How can I be both so bored and so fascinated at the same time?

The Rovians have succeeded in planting stories in both the NY Times and the Washington Post that take the heat off Rove. Apparently, according to a (his) lawyer who is familiar with the Grand Jury testimony, Rove only learned the name of Joe Wilson’s wife from Novak. Rove had been informed by another reporter, whose identity he has conveniently forgotten, that Wilson’s wife was in the CIA. But he didn’t learn her identity until Novak mentioned it. And even then, Novak was erroneously using her maiden name.

Let’s assume this is true. One possibility is that a reporter knew Plame was in the CIA, and they learned that information by accident, or over drinks with someone who was indiscreet. Having learned this classified information, they called Rove and asked him about it. Rove had no clue. But when Novak called, he remembered his prior conversation and said, “yeah, I heard that too.”

Well, how did Novak learn of Plame’s secret job? Did the reporter call him too?

No! This is ridiculous. Even assuming Rove’s story is true, someone leaked to a reporter, who then called Rove for confirmation. Rove couldn’t confirm. But the next reporter to call him asked the same question. And then he confirmed he had heard the rumor.

But this is all bunk.

Does Novak go to press based on Rove confirming he had heard a rumor? No!

Novak got confirmation from Rove, not “I heard that too”.

Now let’s back up. Rove knows nothing beyond the fact that a reporter asked him whether he could confirm that Wilson’s wife worked at the CIA. He couldn’t.

Novak calls him. He asks the same question. Rove tells Novak he has heard that rumor too. Novak asks if he can confirm it. Rove says no. Novak prints her name anyway.

Or, Rove confirms it. How can he do that? Well, maybe he confirmed in between the two phone calls.

A few days later he offers up this information to Matt Cooper, unsolicited. He is leaking classified information and outing a undercover operative.
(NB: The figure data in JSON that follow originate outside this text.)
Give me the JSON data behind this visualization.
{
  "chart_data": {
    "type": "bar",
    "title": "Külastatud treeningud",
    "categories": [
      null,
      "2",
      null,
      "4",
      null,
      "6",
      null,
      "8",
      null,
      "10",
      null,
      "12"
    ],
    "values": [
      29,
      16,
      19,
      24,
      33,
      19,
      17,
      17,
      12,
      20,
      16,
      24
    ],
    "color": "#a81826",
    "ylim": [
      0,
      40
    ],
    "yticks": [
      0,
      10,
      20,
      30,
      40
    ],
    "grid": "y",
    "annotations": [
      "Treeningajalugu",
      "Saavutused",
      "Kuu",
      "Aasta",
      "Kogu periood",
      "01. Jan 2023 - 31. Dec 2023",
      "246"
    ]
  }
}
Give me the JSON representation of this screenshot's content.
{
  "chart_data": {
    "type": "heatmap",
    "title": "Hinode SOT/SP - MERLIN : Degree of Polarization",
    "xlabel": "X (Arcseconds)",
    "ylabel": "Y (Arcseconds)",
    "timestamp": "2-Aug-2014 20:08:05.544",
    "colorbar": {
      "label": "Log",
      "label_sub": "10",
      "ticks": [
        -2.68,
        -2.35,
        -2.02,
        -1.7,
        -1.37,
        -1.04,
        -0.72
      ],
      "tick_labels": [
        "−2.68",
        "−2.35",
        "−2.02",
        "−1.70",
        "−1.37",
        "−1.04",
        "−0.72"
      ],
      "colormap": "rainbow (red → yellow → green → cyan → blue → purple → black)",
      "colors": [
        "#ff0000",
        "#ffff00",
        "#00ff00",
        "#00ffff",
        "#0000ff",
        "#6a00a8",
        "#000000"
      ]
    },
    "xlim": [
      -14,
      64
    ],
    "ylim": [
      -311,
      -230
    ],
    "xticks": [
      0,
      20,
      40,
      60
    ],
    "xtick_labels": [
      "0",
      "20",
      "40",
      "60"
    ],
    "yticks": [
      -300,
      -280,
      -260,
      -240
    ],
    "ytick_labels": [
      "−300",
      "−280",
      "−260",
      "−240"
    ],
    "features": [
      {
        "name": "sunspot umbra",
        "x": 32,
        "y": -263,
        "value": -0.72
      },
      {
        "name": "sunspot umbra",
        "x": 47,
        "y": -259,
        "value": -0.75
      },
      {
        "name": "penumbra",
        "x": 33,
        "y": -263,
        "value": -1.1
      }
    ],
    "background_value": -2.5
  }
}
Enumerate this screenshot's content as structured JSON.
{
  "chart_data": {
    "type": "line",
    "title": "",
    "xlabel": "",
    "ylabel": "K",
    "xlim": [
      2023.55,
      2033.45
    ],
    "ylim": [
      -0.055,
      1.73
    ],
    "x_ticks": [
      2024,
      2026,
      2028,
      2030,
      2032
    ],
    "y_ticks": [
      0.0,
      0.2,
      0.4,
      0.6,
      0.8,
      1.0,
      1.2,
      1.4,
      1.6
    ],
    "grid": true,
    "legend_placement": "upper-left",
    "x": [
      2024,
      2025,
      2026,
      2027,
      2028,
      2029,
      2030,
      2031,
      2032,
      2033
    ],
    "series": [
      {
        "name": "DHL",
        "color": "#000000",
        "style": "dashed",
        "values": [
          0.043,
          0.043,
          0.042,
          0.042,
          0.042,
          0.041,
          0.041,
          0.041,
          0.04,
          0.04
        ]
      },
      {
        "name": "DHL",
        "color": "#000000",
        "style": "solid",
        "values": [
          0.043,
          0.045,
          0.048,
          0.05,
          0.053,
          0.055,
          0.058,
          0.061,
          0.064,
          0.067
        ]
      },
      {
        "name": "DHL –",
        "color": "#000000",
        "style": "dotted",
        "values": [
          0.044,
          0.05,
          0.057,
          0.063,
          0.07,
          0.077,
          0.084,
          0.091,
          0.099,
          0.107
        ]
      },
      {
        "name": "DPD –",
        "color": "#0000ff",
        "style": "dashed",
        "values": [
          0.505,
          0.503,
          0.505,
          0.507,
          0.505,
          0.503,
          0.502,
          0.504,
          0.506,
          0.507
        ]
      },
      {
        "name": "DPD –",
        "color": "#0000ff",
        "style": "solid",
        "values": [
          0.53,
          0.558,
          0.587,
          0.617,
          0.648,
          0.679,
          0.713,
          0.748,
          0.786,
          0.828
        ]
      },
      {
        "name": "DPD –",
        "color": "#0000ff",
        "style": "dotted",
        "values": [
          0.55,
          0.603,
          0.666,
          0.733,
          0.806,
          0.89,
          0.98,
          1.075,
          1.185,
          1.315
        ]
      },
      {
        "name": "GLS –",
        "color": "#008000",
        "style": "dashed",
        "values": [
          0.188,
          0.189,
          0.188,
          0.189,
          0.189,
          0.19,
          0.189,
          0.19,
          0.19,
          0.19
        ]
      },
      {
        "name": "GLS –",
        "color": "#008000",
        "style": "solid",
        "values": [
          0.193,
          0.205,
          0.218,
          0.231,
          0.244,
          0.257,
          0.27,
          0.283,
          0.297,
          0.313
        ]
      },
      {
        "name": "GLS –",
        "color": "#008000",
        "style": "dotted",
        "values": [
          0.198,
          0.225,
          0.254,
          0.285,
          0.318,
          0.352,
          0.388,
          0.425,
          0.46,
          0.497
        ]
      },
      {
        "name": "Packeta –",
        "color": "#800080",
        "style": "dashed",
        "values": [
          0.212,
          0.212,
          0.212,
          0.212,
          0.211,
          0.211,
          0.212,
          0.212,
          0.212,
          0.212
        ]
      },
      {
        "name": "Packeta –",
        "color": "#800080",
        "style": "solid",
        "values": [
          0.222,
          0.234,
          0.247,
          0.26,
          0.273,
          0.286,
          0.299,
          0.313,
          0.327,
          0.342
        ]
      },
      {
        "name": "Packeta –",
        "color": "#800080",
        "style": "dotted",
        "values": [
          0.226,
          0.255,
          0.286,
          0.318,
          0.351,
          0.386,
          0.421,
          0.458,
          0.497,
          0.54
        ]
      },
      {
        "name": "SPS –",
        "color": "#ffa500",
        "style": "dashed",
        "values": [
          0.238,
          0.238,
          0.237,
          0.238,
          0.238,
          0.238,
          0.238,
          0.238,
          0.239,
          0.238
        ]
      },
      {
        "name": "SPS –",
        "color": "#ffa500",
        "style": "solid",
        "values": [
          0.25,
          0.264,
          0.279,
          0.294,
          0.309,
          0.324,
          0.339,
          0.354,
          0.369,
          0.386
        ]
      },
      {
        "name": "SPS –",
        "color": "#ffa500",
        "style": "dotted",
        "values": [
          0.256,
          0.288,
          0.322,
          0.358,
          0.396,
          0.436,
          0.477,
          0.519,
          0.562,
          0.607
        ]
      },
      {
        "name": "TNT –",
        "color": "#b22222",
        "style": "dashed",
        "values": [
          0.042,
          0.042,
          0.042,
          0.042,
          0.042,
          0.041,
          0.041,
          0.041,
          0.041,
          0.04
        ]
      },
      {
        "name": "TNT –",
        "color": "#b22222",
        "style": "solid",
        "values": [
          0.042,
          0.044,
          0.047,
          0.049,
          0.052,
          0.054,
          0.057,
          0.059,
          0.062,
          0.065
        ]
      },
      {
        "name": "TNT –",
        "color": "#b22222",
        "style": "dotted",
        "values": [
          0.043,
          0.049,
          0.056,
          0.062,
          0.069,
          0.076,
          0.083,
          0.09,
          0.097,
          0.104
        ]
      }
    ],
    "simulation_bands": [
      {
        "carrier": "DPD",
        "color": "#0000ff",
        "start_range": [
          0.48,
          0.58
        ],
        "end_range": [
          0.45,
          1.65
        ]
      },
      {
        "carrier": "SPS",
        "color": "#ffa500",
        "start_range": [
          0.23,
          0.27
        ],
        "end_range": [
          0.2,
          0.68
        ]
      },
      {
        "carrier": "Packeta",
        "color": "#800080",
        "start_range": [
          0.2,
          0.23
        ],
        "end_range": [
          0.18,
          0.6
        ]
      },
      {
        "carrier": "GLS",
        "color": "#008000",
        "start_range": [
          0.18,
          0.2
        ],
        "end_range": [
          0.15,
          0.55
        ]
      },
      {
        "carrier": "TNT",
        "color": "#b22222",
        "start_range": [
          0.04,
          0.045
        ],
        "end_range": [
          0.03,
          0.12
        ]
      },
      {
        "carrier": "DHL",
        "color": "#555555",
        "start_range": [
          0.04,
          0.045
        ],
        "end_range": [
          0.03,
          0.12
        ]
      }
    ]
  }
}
It doesn’t matter that a few reporters have this information. He could refuse to confirm it, as his security clearance requires. But he doesn’t refuse to confirm it. In fact, he offers it up voluntarily.

I find this whole scenario to be improbable. But even it is true, Rove had no reason to think that Plame was not undercover. He knew she worked on WMD. He had reporters asking him if he could confirm she worked at the agency. Clearly she was not a janitor or food service employee who openly worked at the CIA.

He’s guilty of indiscretion at the very least. No matter how you spin it, he knowingly leaked the identity of an undercover operative to people not authorized to receive that information. He’s guilty.

And if his story is true, someone else is even more guilty because they initiated the leaks that caused the reporters to call Rove in the first place.